The sun is coming through the blinds and she can tell it’s morning. Her head hurts. She lays there trying to open her eyes until eventually she is staring at the ceiling of this room that has become her solace. It is a wreck with stored boxes of an old life scattered everywhere and a bed tucked in the corner. She blends in with the chaos which feels safe in some way. Now, her only struggle is to remember what happened last night. She looks to the night table and there sits her favorite wine glass, empty, the remnants of red in the bottom. It starts to come back to her as she turns away from the table and sees the two empty bottles beside her, the sun reflecting off the deep color of the glass. It’s as if the bottles she just bought yesterday hold her story inside. Or maybe they did; this morning, they are empty, exactly the way she feels.

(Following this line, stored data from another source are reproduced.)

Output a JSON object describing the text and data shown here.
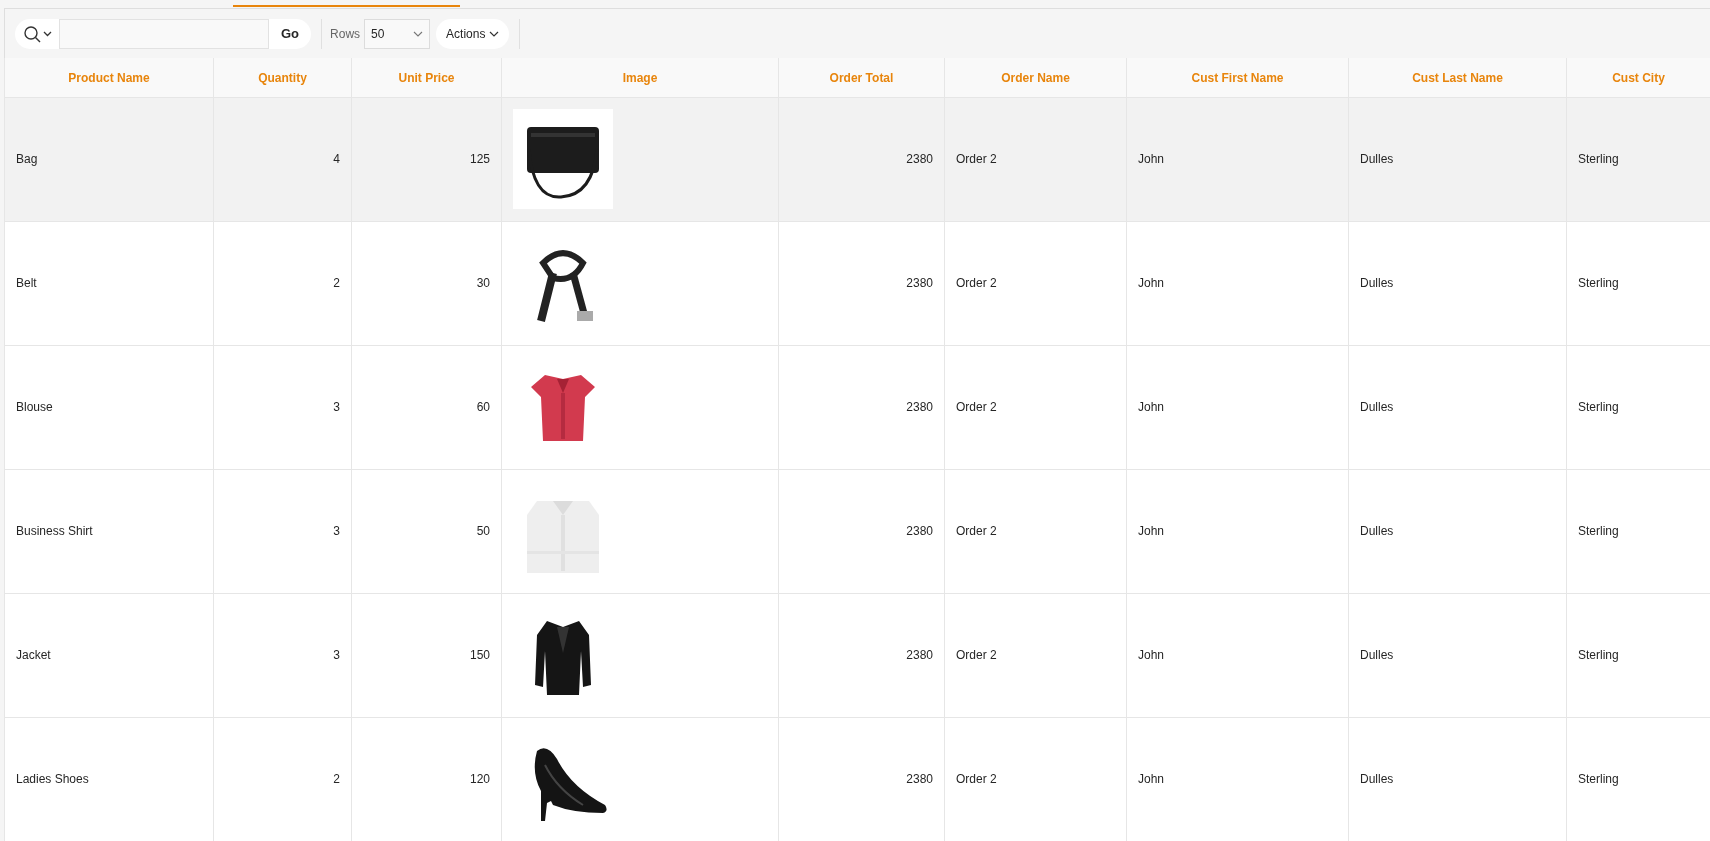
{
  "toolbar": {
    "go_button": "Go",
    "rows_label": "Rows",
    "rows_value": "50",
    "actions_button": "Actions"
  },
  "table": {
    "columns": [
      {
        "label": "Product Name",
        "kind": "text"
      },
      {
        "label": "Quantity",
        "kind": "number"
      },
      {
        "label": "Unit Price",
        "kind": "number"
      },
      {
        "label": "Image"
      },
      {
        "label": "Order Total",
        "kind": "number"
      },
      {
        "label": "Order Name",
        "kind": "text"
      },
      {
        "label": "Cust First Name",
        "kind": "text"
      },
      {
        "label": "Cust Last Name",
        "kind": "text"
      },
      {
        "label": "Cust City",
        "kind": "text"
      }
    ],
    "rows": [
      {
        "highlighted": true,
        "cells": [
          "Bag",
          "4",
          "125",
          {
            "kind": "picture"
          },
          "2380",
          "Order 2",
          "John",
          "Dulles",
          "Sterling"
        ]
      },
      {
        "highlighted": false,
        "cells": [
          "Belt",
          "2",
          "30",
          {
            "kind": "picture"
          },
          "2380",
          "Order 2",
          "John",
          "Dulles",
          "Sterling"
        ]
      },
      {
        "highlighted": false,
        "cells": [
          "Blouse",
          "3",
          "60",
          {
            "kind": "picture"
          },
          "2380",
          "Order 2",
          "John",
          "Dulles",
          "Sterling"
        ]
      },
      {
        "highlighted": false,
        "cells": [
          "Business Shirt",
          "3",
          "50",
          {
            "kind": "picture"
          },
          "2380",
          "Order 2",
          "John",
          "Dulles",
          "Sterling"
        ]
      },
      {
        "highlighted": false,
        "cells": [
          "Jacket",
          "3",
          "150",
          {
            "kind": "picture"
          },
          "2380",
          "Order 2",
          "John",
          "Dulles",
          "Sterling"
        ]
      },
      {
        "highlighted": false,
        "cells": [
          "Ladies Shoes",
          "2",
          "120",
          {
            "kind": "picture"
          },
          "2380",
          "Order 2",
          "John",
          "Dulles",
          "Sterling"
        ]
      }
    ]
  }
}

These mornings are becoming all too familiar. Routine almost. The only difference in now and weeks ago is that the wine doesn’t bring tears anymore. Instead, it brings nothing but an emptiness that the wine can’t fill. As she finally sits on the side of the bed, she almost welcomes the headache that is there. In some ways it feels deserving and it keeps her mind off the deafening silence that surrounds her as much as the walls suffocating the life out of her. She thinks about her day and how she can’t wait to get back here tonight, the only place she knows to escape. More bottles, more stories, more sleep. All she needs is sleep.

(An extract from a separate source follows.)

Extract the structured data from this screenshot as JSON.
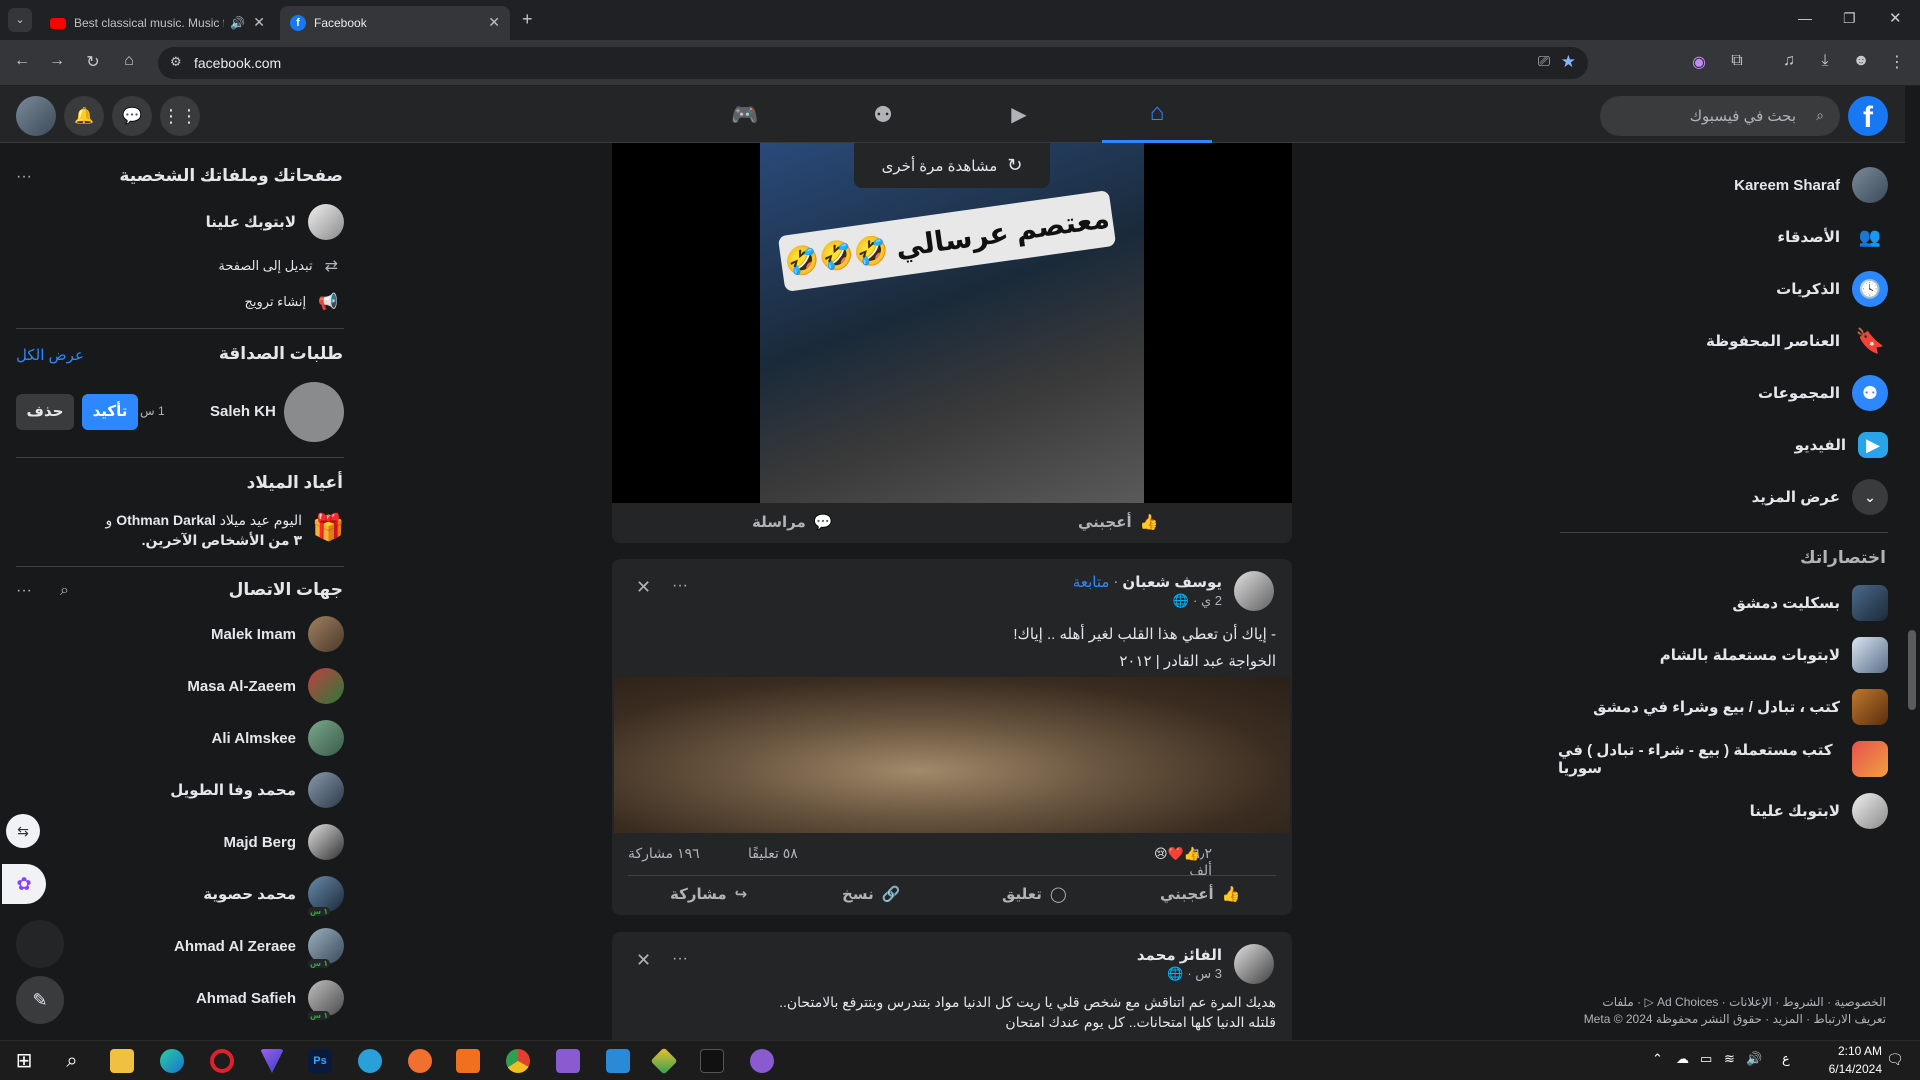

She opens the door and enters the hallway, the start of a new morning. One day she hopes to love opening that door.
I started to share this as just a very short story. And it is except it’s part of a much longer story I hope to share as I continue to unravel how I got there and how I got here. #beforeduringhappilyeverafter

Tracey, I can’t wait to read more. You are a remarkable writer.
Aww, thank you, Marty. I appreciate that.